TURKEY: Bosporus radar bids invited

09 December 1994
NEWS

Bids have been invited from a short-list of nine ventures for a contract valued at around $20 million to install traffic control radars for shipping in the Bosporus and Dardanelles straits. New urgency has been attached to the long-discussed project by the introduction of stricter regulations for shipping from 1 July (MEED 15:7:94; 24:6:94).

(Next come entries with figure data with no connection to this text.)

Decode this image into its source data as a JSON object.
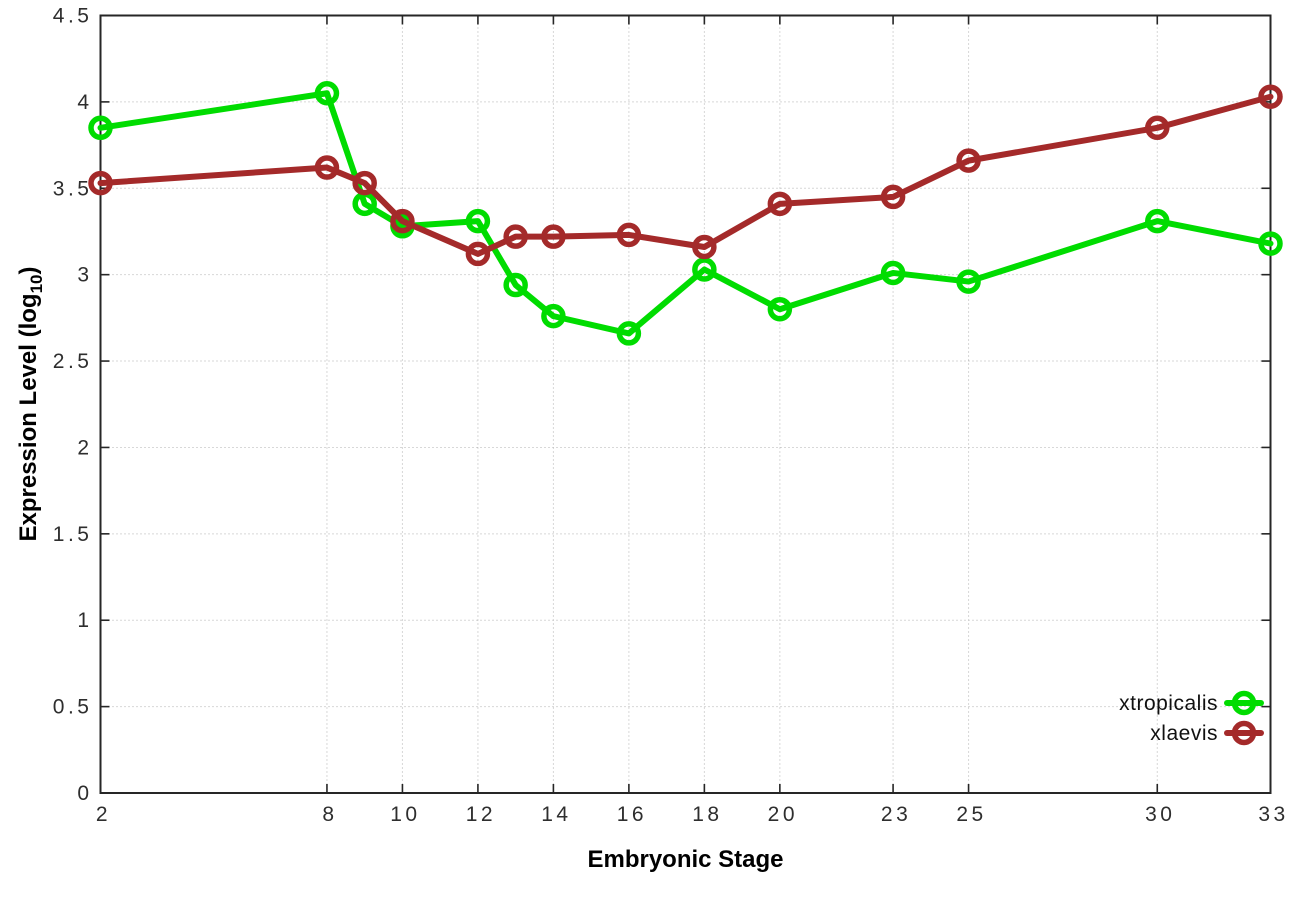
{
  "chart_data": {
    "type": "line",
    "title": "",
    "xlabel": "Embryonic Stage",
    "ylabel": {
      "pre": "Expression Level (log",
      "sub": "10",
      "post": ")"
    },
    "xlim": [
      2,
      33
    ],
    "ylim": [
      0,
      4.5
    ],
    "grid": true,
    "legend_position": "bottom-right-inside",
    "x": [
      2,
      8,
      9,
      10,
      12,
      13,
      14,
      16,
      18,
      20,
      23,
      25,
      30,
      33
    ],
    "x_tick_labels": [
      2,
      8,
      10,
      12,
      14,
      16,
      18,
      20,
      23,
      25,
      30,
      33
    ],
    "y_tick_labels": [
      0,
      0.5,
      1,
      1.5,
      2,
      2.5,
      3,
      3.5,
      4,
      4.5
    ],
    "series": [
      {
        "name": "xtropicalis",
        "color": "#00dc00",
        "values": [
          3.85,
          4.05,
          3.41,
          3.28,
          3.31,
          2.94,
          2.76,
          2.66,
          3.03,
          2.8,
          3.01,
          2.96,
          3.31,
          3.18
        ]
      },
      {
        "name": "xlaevis",
        "color": "#a42a2a",
        "values": [
          3.53,
          3.62,
          3.53,
          3.31,
          3.12,
          3.22,
          3.22,
          3.23,
          3.16,
          3.41,
          3.45,
          3.66,
          3.85,
          4.03
        ]
      }
    ],
    "style": {
      "border_color": "#262626",
      "grid_color": "#b0b0b0",
      "background": "#ffffff"
    }
  }
}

Bidders are to submit two alternatives, one only for the Bosporus, and the other for a system covering the two straits with the intervening Sea of Marmara. They are: Alenia of Italy, Deutsche Aerospace and Atlas Electronics both of Germany; Nissho Iwai and Mitsui both of Japan; the Netherlands' Signal Aparaaten; Raytheon Corporation of the US; DGB Systems of Canada; and the UK's Marconi. The client is the Turkish Maritime Organisation.

Russia has protested against the regulations, but the government says they do not contravene the 1936 Montreux convention providing for free passage of shipping through the straits.

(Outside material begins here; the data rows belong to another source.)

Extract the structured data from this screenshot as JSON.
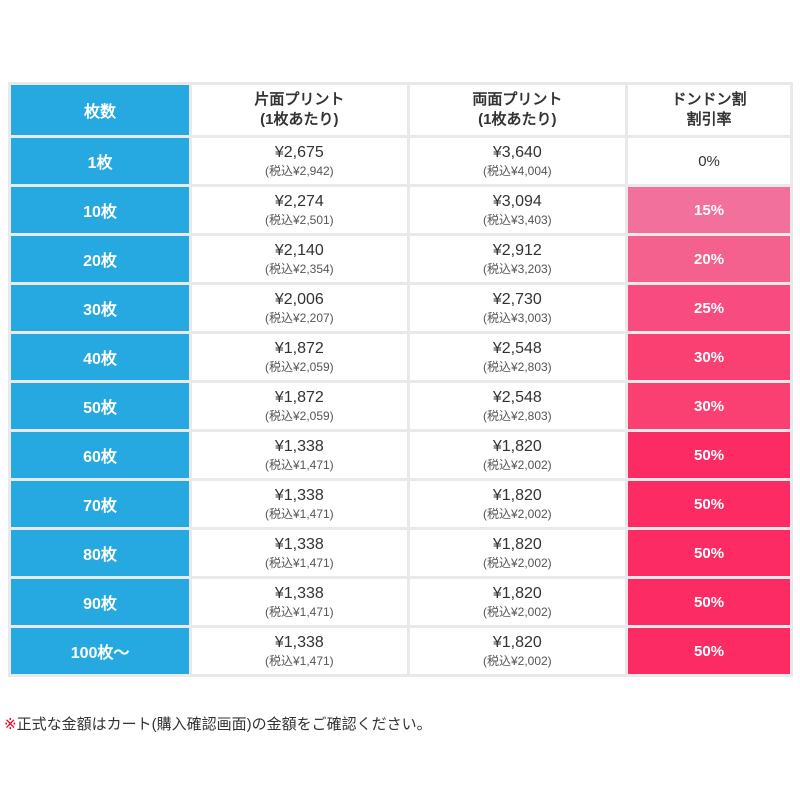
{
  "table": {
    "headers": {
      "qty": "枚数",
      "single_line1": "片面プリント",
      "single_line2": "(1枚あたり)",
      "double_line1": "両面プリント",
      "double_line2": "(1枚あたり)",
      "discount_line1": "ドンドン割",
      "discount_line2": "割引率"
    },
    "rows": [
      {
        "qty": "1枚",
        "single_price": "¥2,675",
        "single_tax": "(税込¥2,942)",
        "double_price": "¥3,640",
        "double_tax": "(税込¥4,004)",
        "discount": "0%",
        "discount_bg": ""
      },
      {
        "qty": "10枚",
        "single_price": "¥2,274",
        "single_tax": "(税込¥2,501)",
        "double_price": "¥3,094",
        "double_tax": "(税込¥3,403)",
        "discount": "15%",
        "discount_bg": "#f2709c"
      },
      {
        "qty": "20枚",
        "single_price": "¥2,140",
        "single_tax": "(税込¥2,354)",
        "double_price": "¥2,912",
        "double_tax": "(税込¥3,203)",
        "discount": "20%",
        "discount_bg": "#f4618f"
      },
      {
        "qty": "30枚",
        "single_price": "¥2,006",
        "single_tax": "(税込¥2,207)",
        "double_price": "¥2,730",
        "double_tax": "(税込¥3,003)",
        "discount": "25%",
        "discount_bg": "#f84c80"
      },
      {
        "qty": "40枚",
        "single_price": "¥1,872",
        "single_tax": "(税込¥2,059)",
        "double_price": "¥2,548",
        "double_tax": "(税込¥2,803)",
        "discount": "30%",
        "discount_bg": "#fa3f72"
      },
      {
        "qty": "50枚",
        "single_price": "¥1,872",
        "single_tax": "(税込¥2,059)",
        "double_price": "¥2,548",
        "double_tax": "(税込¥2,803)",
        "discount": "30%",
        "discount_bg": "#fa3f72"
      },
      {
        "qty": "60枚",
        "single_price": "¥1,338",
        "single_tax": "(税込¥1,471)",
        "double_price": "¥1,820",
        "double_tax": "(税込¥2,002)",
        "discount": "50%",
        "discount_bg": "#fc2b63"
      },
      {
        "qty": "70枚",
        "single_price": "¥1,338",
        "single_tax": "(税込¥1,471)",
        "double_price": "¥1,820",
        "double_tax": "(税込¥2,002)",
        "discount": "50%",
        "discount_bg": "#fc2b63"
      },
      {
        "qty": "80枚",
        "single_price": "¥1,338",
        "single_tax": "(税込¥1,471)",
        "double_price": "¥1,820",
        "double_tax": "(税込¥2,002)",
        "discount": "50%",
        "discount_bg": "#fc2b63"
      },
      {
        "qty": "90枚",
        "single_price": "¥1,338",
        "single_tax": "(税込¥1,471)",
        "double_price": "¥1,820",
        "double_tax": "(税込¥2,002)",
        "discount": "50%",
        "discount_bg": "#fc2b63"
      },
      {
        "qty": "100枚〜",
        "single_price": "¥1,338",
        "single_tax": "(税込¥1,471)",
        "double_price": "¥1,820",
        "double_tax": "(税込¥2,002)",
        "discount": "50%",
        "discount_bg": "#fc2b63"
      }
    ]
  },
  "footnote": {
    "marker": "※",
    "text": "正式な金額はカート(購入確認画面)の金額をご確認ください。"
  },
  "colors": {
    "qty_blue": "#25a9e0",
    "discount_15": "#f2709c",
    "discount_20": "#f4618f",
    "discount_25": "#f84c80",
    "discount_30": "#fa3f72",
    "discount_50": "#fc2b63",
    "border": "#e9e9e9",
    "footnote_marker_red": "#e60023"
  }
}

At stake is rivalry for export routes for the transport of central Asian crude to world markets. Turkey says export via the Russian Black Sea terminal of Novorossiysk would lead to unacceptable environmental dangers from potential shipping collisions in the Bosporus; as happened this spring with a tanker carrying Russian crude.

Ankara has lobbied for the construction of a export pipeline from Baku in Azerbaijan to Ceyhan in the Gulf of Iskenderun. However, Moscow has been considering a pipeline project to bypass the straits through Bulgaria and Greece.